- Thaddeus Fox
- Author(s): Joe Ekaitis
- Current status/schedule: Concluded
- Launch date: 1986
- End date: 1998
- Genre(s): Furry
- Rating(s): PG

= T.H.E. Fox =

Furry webcomic by Joe Ekaitis

T.H.E. Fox is a furry webcomic by Joe Ekaitis which ran from 1986 to 1998. It is among the earliest online comics, predating Where the Buffalo Roam by over five years. T.H.E. Fox was published on CompuServe, Q-Link and GEnie, and later on the Web as Thaddeus. Despite running weekly for several years, the comic never achieved Ekaitis' goal of print syndication. Updates became less frequent, and eventually stopped altogether.

==Production==
Initial strips—consisting of one panel each—were drawn as pixel art on a C64 KoalaPad, first using KoalaPainter, then Advanced OCP Art Studio. Each panel had a resolution of 160x200 in sixteen colors (or 320x200 in eight), and took from two hours to half a day to complete.
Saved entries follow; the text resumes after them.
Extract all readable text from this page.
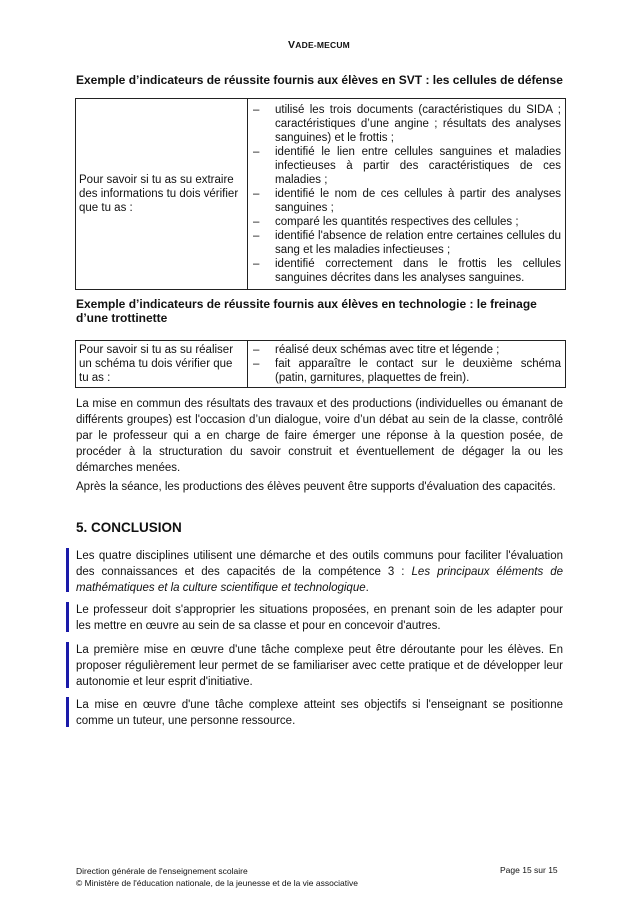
VADE-MECUM
Exemple d’indicateurs de réussite fournis aux élèves en SVT : les cellules de défense
Pour savoir si tu as su extraire des informations tu dois vérifier que tu as :	
–	utilisé les trois documents (caractéristiques du SIDA ; caractéristiques d’une angine ; résultats des analyses sanguines) et le frottis ;
–	identifié le lien entre cellules sanguines et maladies infectieuses à partir des caractéristiques de ces maladies ;
–	identifié le nom de ces cellules à partir des analyses sanguines ;
–	comparé les quantités respectives des cellules ;
–	identifié l'absence de relation entre certaines cellules du sang et les maladies infectieuses ;
–	identifié correctement dans le frottis les cellules sanguines décrites dans les analyses sanguines.
Exemple d’indicateurs de réussite fournis aux élèves en technologie : le freinage
d’une trottinette
Pour savoir si tu as su réaliser un schéma tu dois vérifier que tu as :	
–	réalisé deux schémas avec titre et légende ;
–	fait apparaître le contact sur le deuxième schéma (patin, garnitures, plaquettes de frein).
La mise en commun des résultats des travaux et des productions (individuelles ou émanant de différents groupes) est l'occasion d’un dialogue, voire d’un débat au sein de la classe, contrôlé par le professeur qui a en charge de faire émerger une réponse à la question posée, de procéder à la structuration du savoir construit et éventuellement de dégager la ou les démarches menées.
Après la séance, les productions des élèves peuvent être supports d'évaluation des capacités.
5. CONCLUSION
Les quatre disciplines utilisent une démarche et des outils communs pour faciliter l'évaluation des connaissances et des capacités de la compétence 3 : Les principaux éléments de mathématiques et la culture scientifique et technologique.
Le professeur doit s'approprier les situations proposées, en prenant soin de les adapter pour les mettre en œuvre au sein de sa classe et pour en concevoir d'autres.
La première mise en œuvre d'une tâche complexe peut être déroutante pour les élèves. En proposer régulièrement leur permet de se familiariser avec cette pratique et de développer leur autonomie et leur esprit d'initiative.
La mise en œuvre d'une tâche complexe atteint ses objectifs si l'enseignant se positionne comme un tuteur, une personne ressource.
Direction générale de l'enseignement scolaire
© Ministère de l'éducation nationale, de la jeunesse et de la vie associative
Page 15 sur 15
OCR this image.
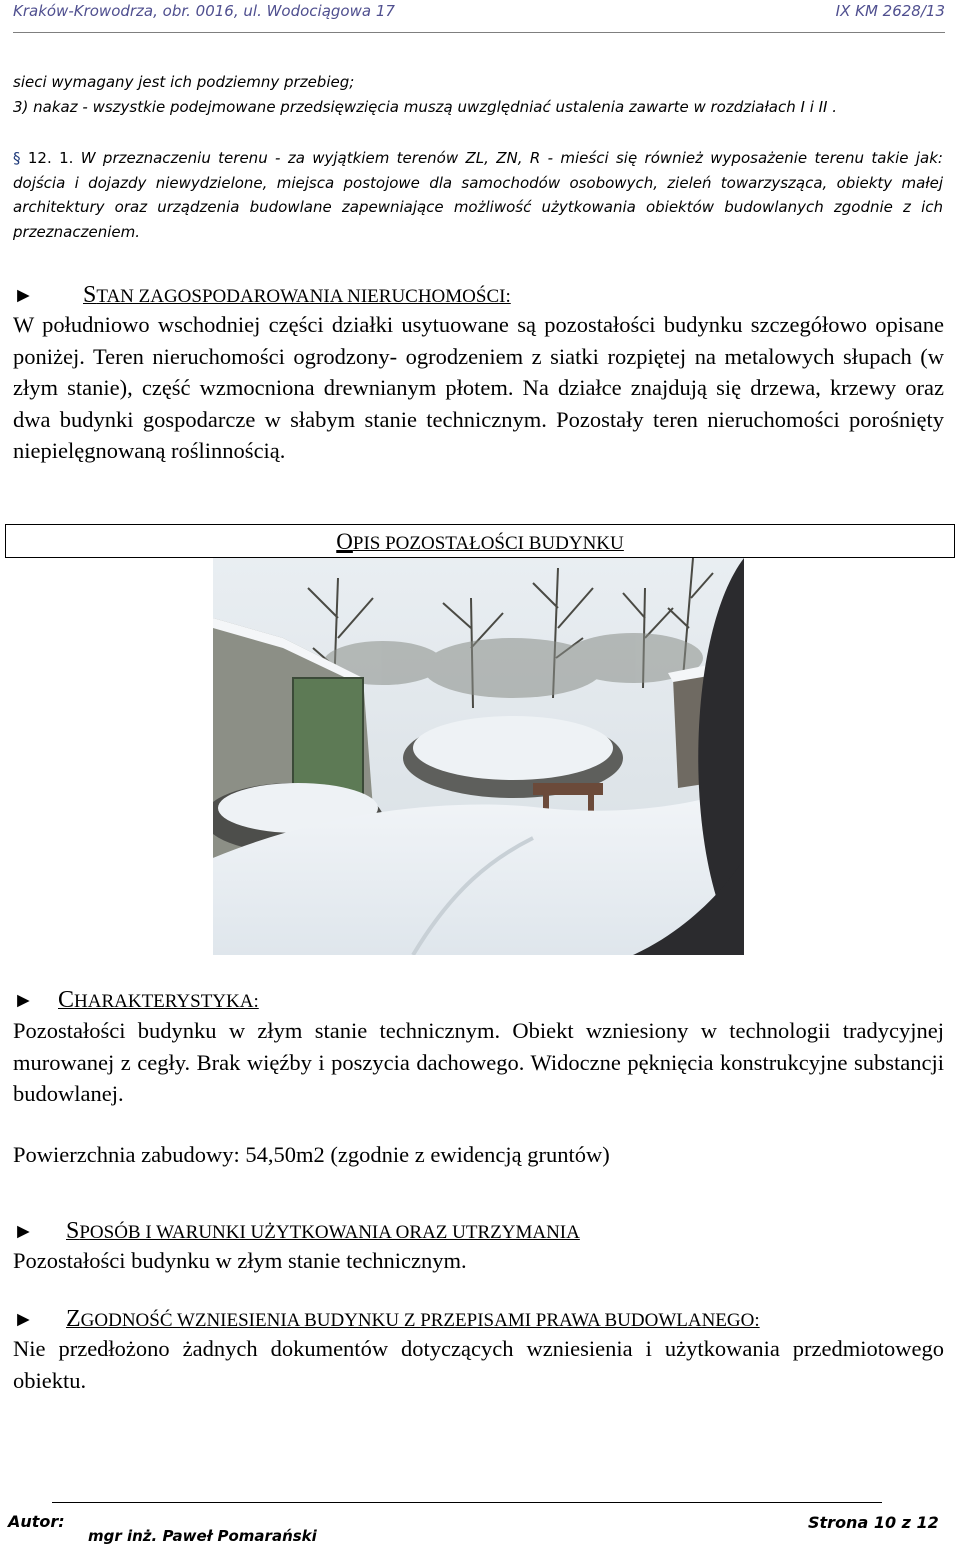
Kraków-Krowodrza, obr. 0016, ul. Wodociągowa 17	IX KM 2628/13

sieci wymagany jest ich podziemny przebieg;

3) nakaz - wszystkie podejmowane przedsięwzięcia muszą uwzględniać ustalenia zawarte w rozdziałach I i II .

§ 12. 1. W przeznaczeniu terenu - za wyjątkiem terenów ZL, ZN, R - mieści się również wyposażenie terenu takie jak: dojścia i dojazdy niewydzielone, miejsca postojowe dla samochodów osobowych, zieleń towarzysząca, obiekty małej architektury oraz urządzenia budowlane zapewniające możliwość użytkowania obiektów budowlanych zgodnie z ich przeznaczeniem.

► STAN ZAGOSPODAROWANIA NIERUCHOMOŚCI:

W południowo wschodniej części działki usytuowane są pozostałości budynku szczegółowo opisane poniżej. Teren nieruchomości ogrodzony- ogrodzeniem z siatki rozpiętej na metalowych słupach (w złym stanie), część wzmocniona drewnianym płotem. Na działce znajdują się drzewa, krzewy oraz dwa budynki gospodarcze w słabym stanie technicznym. Pozostały teren nieruchomości porośnięty niepielęgnowaną roślinnością.

OPIS POZOSTAŁOŚCI BUDYNKU

► CHARAKTERYSTYKA:

Pozostałości budynku w złym stanie technicznym. Obiekt wzniesiony w technologii tradycyjnej murowanej z cegły. Brak więźby i poszycia dachowego. Widoczne pęknięcia konstrukcyjne substancji budowlanej.

Powierzchnia zabudowy: 54,50m2 (zgodnie z ewidencją gruntów)

► SPOSÓB I WARUNKI UŻYTKOWANIA ORAZ UTRZYMANIA

Pozostałości budynku w złym stanie technicznym.

► ZGODNOŚĆ WZNIESIENIA BUDYNKU Z PRZEPISAMI PRAWA BUDOWLANEGO:

Nie przedłożono żadnych dokumentów dotyczących wzniesienia i użytkowania przedmiotowego obiektu.

Autor:
mgr inż. Paweł Pomarański
Strona 10 z 12
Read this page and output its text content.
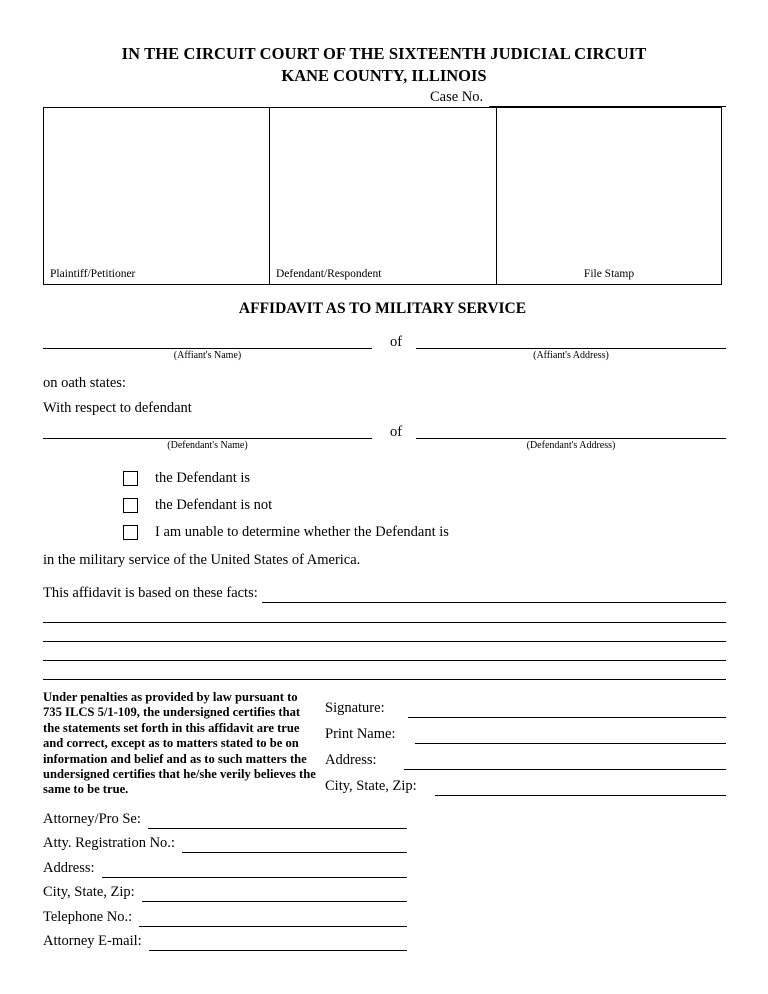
IN THE CIRCUIT COURT OF THE SIXTEENTH JUDICIAL CIRCUIT
KANE COUNTY, ILLINOIS
Case No.
Plaintiff/Petitioner	Defendant/Respondent	File Stamp
AFFIDAVIT AS TO MILITARY SERVICE
of
(Affiant's Name)	(Affiant's Address)
on oath states:
With respect to defendant
of
(Defendant's Name)	(Defendant's Address)
the Defendant is
the Defendant is not
I am unable to determine whether the Defendant is
in the military service of the United States of America.
This affidavit is based on these facts:
Under penalties as provided by law pursuant to 735 ILCS 5/1-109, the undersigned certifies that the statements set forth in this affidavit are true and correct, except as to matters stated to be on information and belief and as to such matters the undersigned certifies that he/she verily believes the same to be true.
Signature:
Print Name:
Address:
City, State, Zip:
Attorney/Pro Se:
Atty. Registration No.:
Address:
City, State, Zip:
Telephone No.:
Attorney E-mail:
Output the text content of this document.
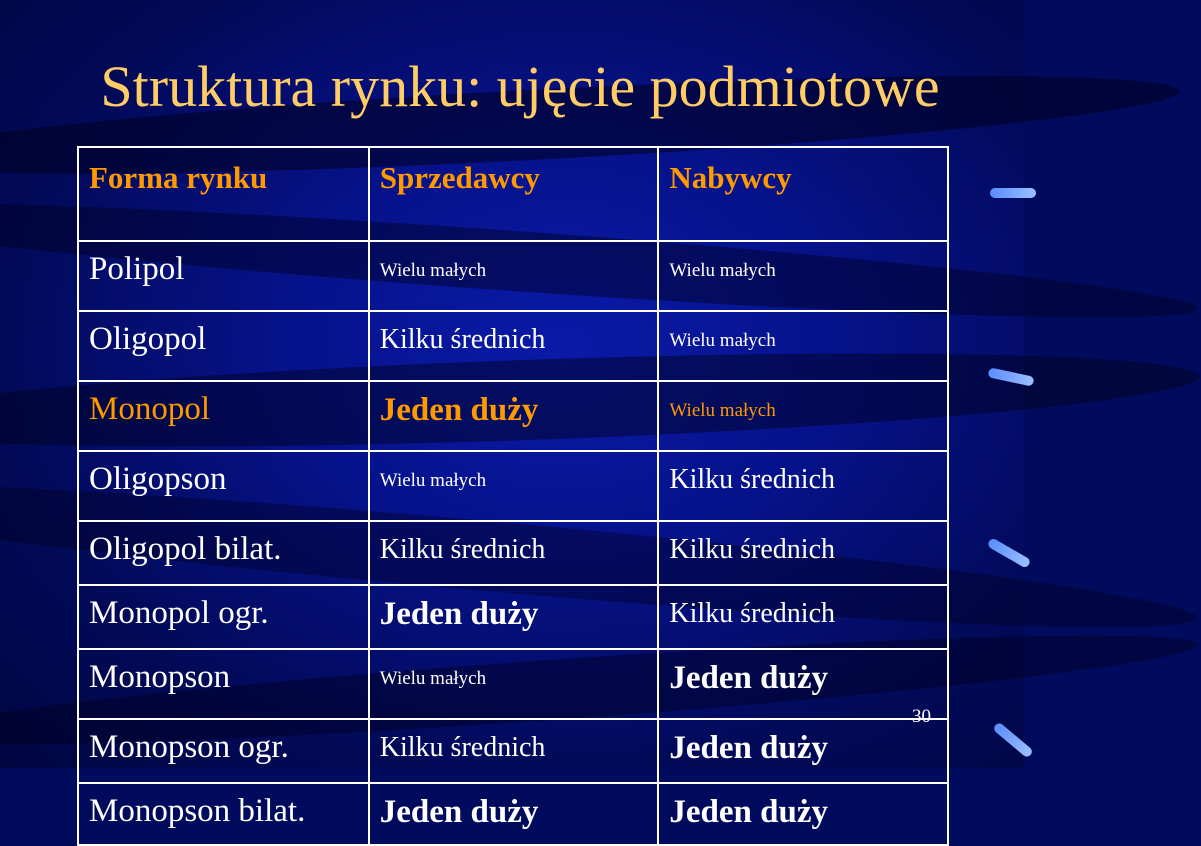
Struktura rynku: ujęcie podmiotowe
Forma rynku	Sprzedawcy	Nabywcy
Polipol	Wielu małych	Wielu małych
Oligopol	Kilku średnich	Wielu małych
Monopol	Jeden duży	Wielu małych
Oligopson	Wielu małych	Kilku średnich
Oligopol bilat.	Kilku średnich	Kilku średnich
Monopol ogr.	Jeden duży	Kilku średnich
Monopson	Wielu małych	Jeden duży
Monopson ogr.	Kilku średnich	Jeden duży
Monopson bilat.	Jeden duży	Jeden duży
30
Later strips were inked, then scanned onto a PC and touched up with Paintbrush. Characters were typically presented in a single plane, though some strips used oblique or perspective projection.

==Characters and themes==
The comic consisted almost entirely of gags; some concerned the characters' animal natures, but Ekaitis preferred to cover news and exaggerate events of everyday life. The main character—Thaddeus Horatio Eberhard, or simply Thaddeus Fox—was often seen interacting with his roommate, Bunnington Ellsworth Rabbit (Bunn E. Rabbit). Other regulars included Grizz Lee, M.D.; Wilt the Wolf; an unnamed coyote, and Thaddaeus' nephew, Ferdinand.

==Other appearances==
Thaddeus (in fursuit form) and his creator appeared on the Rapid T. Rabbit and Friends show several times and the cable TV show carried most episodes of the comic strip for a number of years. Thaddeus also appeared with Rapid T. Rabbit in the Pasadena Doo Dah Parade. The comic was mentioned in the magazines .info and RUN, and was the subject of an interview by the Commodore 64/128 RoundTable. Thaddeus and Bunn also featured in editorial cartoons for the San Bernardino Sun regarding the O. J. Simpson murder case and the price of groceries, and appeared on the covers of Commodore journal Twin Cities 128 (TC-128).